Support durations like "3 hours", "1 hour".
I had originally planned to put the new simple duration support that we've developed in CLDR into the DurationFormat. But I've been looking with Doug at the current DurationFormat, and how to work in what we want in terms of API.
The DurationFormat has the following characteristics.
It produces formats like "3 hours and 20 minutes ago", which are not so much durations as relative points in time.
It also formats durations like "3 hours and 20 minutes", but that API is not public.
It can also do "more than 3 hours and 20 minutes ago" (ie with "more" or "less"), but the API is also not public.
The data is table driven, but rather complicated, and limited to certain locales.
My conclusion is that there is a lot of useful material, but we need to keep it draft until we have a chance to figure out what to do with it. In particular, it isn't a good fit for the new simple duration support.
What we want for now is something simpler; single units, up to the caller to pick the scale (whether he/she wants days or seconds). So here is a sketch of what I'm going to propose, here for initial feedback.

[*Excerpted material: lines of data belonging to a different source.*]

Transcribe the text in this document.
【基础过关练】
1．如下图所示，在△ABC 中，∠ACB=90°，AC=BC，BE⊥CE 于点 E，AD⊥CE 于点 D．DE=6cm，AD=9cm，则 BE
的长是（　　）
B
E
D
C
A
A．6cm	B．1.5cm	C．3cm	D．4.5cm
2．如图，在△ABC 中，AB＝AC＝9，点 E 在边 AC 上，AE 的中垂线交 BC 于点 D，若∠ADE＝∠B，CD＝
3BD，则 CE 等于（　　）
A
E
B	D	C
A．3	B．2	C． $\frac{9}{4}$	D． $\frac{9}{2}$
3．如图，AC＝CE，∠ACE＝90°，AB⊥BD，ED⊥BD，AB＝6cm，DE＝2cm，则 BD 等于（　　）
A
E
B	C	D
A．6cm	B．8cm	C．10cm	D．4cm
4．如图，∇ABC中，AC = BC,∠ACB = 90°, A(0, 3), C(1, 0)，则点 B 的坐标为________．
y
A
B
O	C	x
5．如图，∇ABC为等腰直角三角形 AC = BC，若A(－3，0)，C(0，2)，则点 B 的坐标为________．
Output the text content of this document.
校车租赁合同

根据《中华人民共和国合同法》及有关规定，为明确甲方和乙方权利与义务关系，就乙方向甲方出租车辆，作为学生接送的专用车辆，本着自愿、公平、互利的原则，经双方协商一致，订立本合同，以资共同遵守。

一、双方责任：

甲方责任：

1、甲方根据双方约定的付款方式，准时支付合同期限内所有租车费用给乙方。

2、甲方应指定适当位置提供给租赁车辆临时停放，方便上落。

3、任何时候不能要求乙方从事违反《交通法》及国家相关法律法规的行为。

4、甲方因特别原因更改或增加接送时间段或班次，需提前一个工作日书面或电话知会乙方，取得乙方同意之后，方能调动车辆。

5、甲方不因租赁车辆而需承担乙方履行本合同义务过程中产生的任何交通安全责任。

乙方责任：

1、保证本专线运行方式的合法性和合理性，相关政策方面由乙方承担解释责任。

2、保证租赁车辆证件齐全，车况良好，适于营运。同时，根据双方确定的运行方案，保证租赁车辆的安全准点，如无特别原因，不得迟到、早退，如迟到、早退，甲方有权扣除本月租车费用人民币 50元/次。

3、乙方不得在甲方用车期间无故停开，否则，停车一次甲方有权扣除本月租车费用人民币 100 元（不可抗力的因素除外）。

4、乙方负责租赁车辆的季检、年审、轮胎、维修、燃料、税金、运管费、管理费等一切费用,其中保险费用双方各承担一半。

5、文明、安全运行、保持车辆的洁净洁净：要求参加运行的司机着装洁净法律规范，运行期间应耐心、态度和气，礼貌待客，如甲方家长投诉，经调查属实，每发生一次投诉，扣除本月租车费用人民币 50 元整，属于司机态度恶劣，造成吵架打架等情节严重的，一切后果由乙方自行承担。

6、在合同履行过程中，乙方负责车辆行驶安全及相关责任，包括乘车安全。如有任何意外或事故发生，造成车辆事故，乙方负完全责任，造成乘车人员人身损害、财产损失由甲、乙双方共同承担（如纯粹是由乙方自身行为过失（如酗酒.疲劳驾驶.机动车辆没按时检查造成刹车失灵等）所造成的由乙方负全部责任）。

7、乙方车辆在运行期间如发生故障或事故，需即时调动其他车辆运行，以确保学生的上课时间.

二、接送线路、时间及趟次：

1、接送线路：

Some time ago, we'd set up the general structure for MeasureUnits and MeasureFormat, and used that in Currencies. It has the structure:
MeasureUnit (eg Currency)
Measure = Number + MeasureUnit (eg CurrencyAmount)
MeasureFormat formats/parses Measures (eg CurrencyFormat)
I propose using that structure for these durations:
We define a TimeUnit as a subclass of MeasureUnit.
To create, you use a TimeUnit.getInstance method with one of the Calendar fields.
Unsupported fields (like ERA) throw IllegalArgumentException for now.
A Measure is a combination of Number and MeasureUnit.
I don't think we need a specific TimeUnitFormat
Once we move to Java 5, we should generify this.
We define TimeUnitFormat as a subclass of MeasureFormat.
The TimeUnitFormat has a NumberFormatter which is used for the numeric portion. That has a setter and getter.
The TimeUnitFormat can format a TimeUnitAmount like "3 hours" or "23.5 minutes". On parsing, it (logically) tries all of the available TimeUnits for that locale and returns a TimeUnitAmount (containing a TimeUnit).
(Xiaomei is doing the equivalent C++ side)
Thanks for taking the time to discuss this, I feel strongly about it and love learning more on this topic. If possible, as you gain expertise, would you mind updating your blog with more information? It is extremely helpful for me.